Das ändere allerdings nichts daran, dass die Bahn strukturelle Gründe wie die Erneuerung der Infrastruktur angehen müsse. “Eines, glaube ich, hat die Fußball-Europameisterschaft deutlich gemacht”, betonte Huber. “Dass die Infrastruktur deutlich an der Grenze ihrer Belastbarkeit ist, vielleicht sogar darüber hinaus.”

Der Minister kündigte Besserung an. An diesem Montag beginnt die Sanierung der sogenannten Riedbahn zwischen Frankfurt und Mannheim, einer von 41 stark frequentierten Korridoren, die in den kommenden Jahren rundum erneuert werden sollen. Dafür werden die Strecken für die Bauarbeiten über Monate vollständig gesperrt.
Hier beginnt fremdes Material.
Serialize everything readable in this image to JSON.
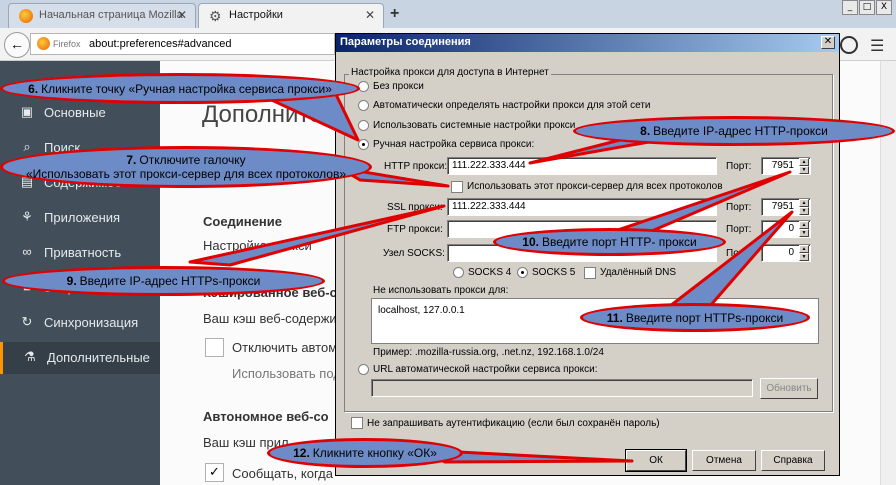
{
  "browser": {
    "tabs": [
      {
        "label": "Начальная страница Mozilla ..."
      },
      {
        "label": "Настройки"
      }
    ],
    "new_tab": "+",
    "window_buttons": [
      "_",
      "□",
      "X"
    ],
    "brand": "Firefox",
    "url": "about:preferences#advanced"
  },
  "sidebar": {
    "items": [
      {
        "label": "Основные",
        "icon": "home-icon"
      },
      {
        "label": "Поиск",
        "icon": "search-icon"
      },
      {
        "label": "Содержимое",
        "icon": "content-icon"
      },
      {
        "label": "Приложения",
        "icon": "apps-icon"
      },
      {
        "label": "Приватность",
        "icon": "mask-icon"
      },
      {
        "label": "Защита",
        "icon": "lock-icon"
      },
      {
        "label": "Синхронизация",
        "icon": "sync-icon"
      },
      {
        "label": "Дополнительные",
        "icon": "flask-icon"
      }
    ]
  },
  "content": {
    "heading": "Дополнител",
    "connection_title": "Соединение",
    "connection_text": "Настройка прокси",
    "cache_title": "Кэшированное веб-с",
    "cache_text": "Ваш кэш веб-содержим",
    "override_label": "Отключить автом",
    "use_label": "Использовать под",
    "offline_title": "Автономное веб-со",
    "offline_text": "Ваш кэш прил",
    "notify_label": "Сообщать, когда"
  },
  "dialog": {
    "title": "Параметры соединения",
    "group_label": "Настройка прокси для доступа в Интернет",
    "radios": {
      "no_proxy": "Без прокси",
      "auto_detect": "Автоматически определять настройки прокси для этой сети",
      "system": "Использовать системные настройки прокси",
      "manual": "Ручная настройка сервиса прокси:",
      "auto_url": "URL автоматической настройки сервиса прокси:"
    },
    "http": {
      "label": "HTTP прокси:",
      "value": "111.222.333.444",
      "port_label": "Порт:",
      "port": "7951"
    },
    "share_label": "Использовать этот прокси-сервер для всех протоколов",
    "ssl": {
      "label": "SSL прокси:",
      "value": "111.222.333.444",
      "port_label": "Порт:",
      "port": "7951"
    },
    "ftp": {
      "label": "FTP прокси:",
      "value": "",
      "port_label": "Порт:",
      "port": "0"
    },
    "socks": {
      "label": "Узел SOCKS:",
      "value": "",
      "port_label": "Порт:",
      "port": "0"
    },
    "socks4": "SOCKS 4",
    "socks5": "SOCKS 5",
    "remote_dns": "Удалённый DNS",
    "no_proxy_label": "Не использовать прокси для:",
    "no_proxy_value": "localhost, 127.0.0.1",
    "example": "Пример: .mozilla-russia.org, .net.nz, 192.168.1.0/24",
    "reload": "Обновить",
    "no_auth": "Не запрашивать аутентификацию (если был сохранён пароль)",
    "ok": "ОК",
    "cancel": "Отмена",
    "help": "Справка"
  },
  "callouts": {
    "c6": {
      "num": "6.",
      "text": "Кликните точку «Ручная настройка сервиса прокси»"
    },
    "c7": {
      "num": "7.",
      "text": "Отключите галочку"
    },
    "c7b": "«Использовать этот прокси-сервер для всех протоколов»",
    "c8": {
      "num": "8.",
      "text": "Введите IP-адрес HTTP-прокси"
    },
    "c9": {
      "num": "9.",
      "text": "Введите IP-адрес HTTPs-прокси"
    },
    "c10": {
      "num": "10.",
      "text": "Введите порт HTTP- прокси"
    },
    "c11": {
      "num": "11.",
      "text": "Введите порт HTTPs-прокси"
    },
    "c12": {
      "num": "12.",
      "text": "Кликните кнопку «ОК»"
    }
  },
  "colors": {
    "callout_fill": "#6d8bc6",
    "callout_border": "#e00000",
    "dialog_title": "#0a246a",
    "sidebar": "#424f5a",
    "accent": "#ff9500"
  }
}
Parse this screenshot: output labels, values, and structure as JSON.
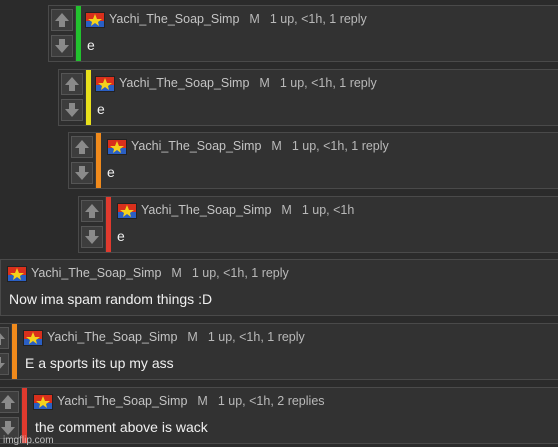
{
  "comments": [
    {
      "username": "Yachi_The_Soap_Simp",
      "badge": "M",
      "stats": "1 up, <1h, 1 reply",
      "text": "e",
      "stripe_color": "#22c22e"
    },
    {
      "username": "Yachi_The_Soap_Simp",
      "badge": "M",
      "stats": "1 up, <1h, 1 reply",
      "text": "e",
      "stripe_color": "#e8e01c"
    },
    {
      "username": "Yachi_The_Soap_Simp",
      "badge": "M",
      "stats": "1 up, <1h, 1 reply",
      "text": "e",
      "stripe_color": "#f08a1c"
    },
    {
      "username": "Yachi_The_Soap_Simp",
      "badge": "M",
      "stats": "1 up, <1h",
      "text": "e",
      "stripe_color": "#e03a2e"
    },
    {
      "username": "Yachi_The_Soap_Simp",
      "badge": "M",
      "stats": "1 up, <1h, 1 reply",
      "text": "Now ima spam random things :D",
      "stripe_color": ""
    },
    {
      "username": "Yachi_The_Soap_Simp",
      "badge": "M",
      "stats": "1 up, <1h, 1 reply",
      "text": "E a sports its up my ass",
      "stripe_color": "#f08a1c"
    },
    {
      "username": "Yachi_The_Soap_Simp",
      "badge": "M",
      "stats": "1 up, <1h, 2 replies",
      "text": "the comment above is wack",
      "stripe_color": "#e03a2e"
    }
  ],
  "icons": {
    "upvote": "arrow-up-icon",
    "downvote": "arrow-down-icon",
    "avatar": "user-avatar"
  },
  "watermark": "imgflip.com"
}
Die Bauindustrie äußerte indes Zweifel, ob alle Strecken bis 2031 wirklich modernisiert werden können. “Die Unternehmen können bis heute noch keine realistische Kapazitätsplanung machen, da Politik und DB sich nicht einig sind”, sagte der Hauptgeschäftsführer des Hauptverbands der Deutschen Bauindustrie, Tim-Oliver Müller, der “Welt am Sonntag”. Er sei sich deswegen “mittlerweile sehr sicher, dass bis 2031 nicht alle derzeit geplanten 41 Korridorsanierungen abgeschlossen sein werden” Es sei sinnvoll, das gesamte Vorhaben zeitlich zu dehnen.